Au printemps, lorsque tout se ranime, il sort de l’herbe un bruit qui s’élève comme un long murmure.

Ce bruit, formé de tant de bruits qu’on ne les pourrait compter, est la voix d’un nombre innombrable de pauvres petites créatures imperceptibles.

Seule, aucune d’elles ne serait entendue : toutes ensemble, elles se font entendre.

Vous êtes aussi cachés sous l’herbe, pourquoi n’en sort-il aucune voix ?

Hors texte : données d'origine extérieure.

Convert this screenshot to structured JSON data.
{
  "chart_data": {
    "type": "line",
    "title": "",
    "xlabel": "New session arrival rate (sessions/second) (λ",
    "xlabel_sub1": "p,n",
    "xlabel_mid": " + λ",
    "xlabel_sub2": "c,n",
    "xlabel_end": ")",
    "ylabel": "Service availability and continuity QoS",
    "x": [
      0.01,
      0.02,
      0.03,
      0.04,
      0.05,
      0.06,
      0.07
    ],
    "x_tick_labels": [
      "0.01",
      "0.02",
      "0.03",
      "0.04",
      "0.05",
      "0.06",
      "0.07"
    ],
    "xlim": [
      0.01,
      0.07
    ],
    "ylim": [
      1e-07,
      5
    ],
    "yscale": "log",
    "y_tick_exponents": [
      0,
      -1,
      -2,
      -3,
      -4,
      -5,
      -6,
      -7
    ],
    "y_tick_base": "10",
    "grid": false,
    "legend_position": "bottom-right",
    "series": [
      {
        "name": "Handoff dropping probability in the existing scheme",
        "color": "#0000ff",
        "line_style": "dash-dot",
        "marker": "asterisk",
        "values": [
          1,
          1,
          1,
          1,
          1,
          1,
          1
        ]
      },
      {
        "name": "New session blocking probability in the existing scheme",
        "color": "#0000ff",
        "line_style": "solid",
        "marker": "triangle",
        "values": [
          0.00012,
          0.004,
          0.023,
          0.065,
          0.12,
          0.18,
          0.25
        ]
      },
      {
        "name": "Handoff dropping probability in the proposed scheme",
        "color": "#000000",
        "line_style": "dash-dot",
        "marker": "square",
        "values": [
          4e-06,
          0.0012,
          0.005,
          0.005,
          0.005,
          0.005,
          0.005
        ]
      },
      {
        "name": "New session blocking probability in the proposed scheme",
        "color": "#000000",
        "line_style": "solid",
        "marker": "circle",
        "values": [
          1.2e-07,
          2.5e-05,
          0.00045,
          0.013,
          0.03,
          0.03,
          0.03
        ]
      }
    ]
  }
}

Quand on veut passer une rivière rapide, on se forme en une longue file sur deux rangs, et, rapprochés de la sorte, ceux qui n’auraient pu, isolés des autres, résister à la force des eaux, la surmontent sans peine.

Faites ainsi, et vous romprez le cours de l’iniquité, qui vous emporte lorsque vous êtes seuls et vous jette brisés sur la rive.

Que vos résolutions soient lentes, mais fermes. Ne vous laissez aller ni à un premier, ni à un second mouvement.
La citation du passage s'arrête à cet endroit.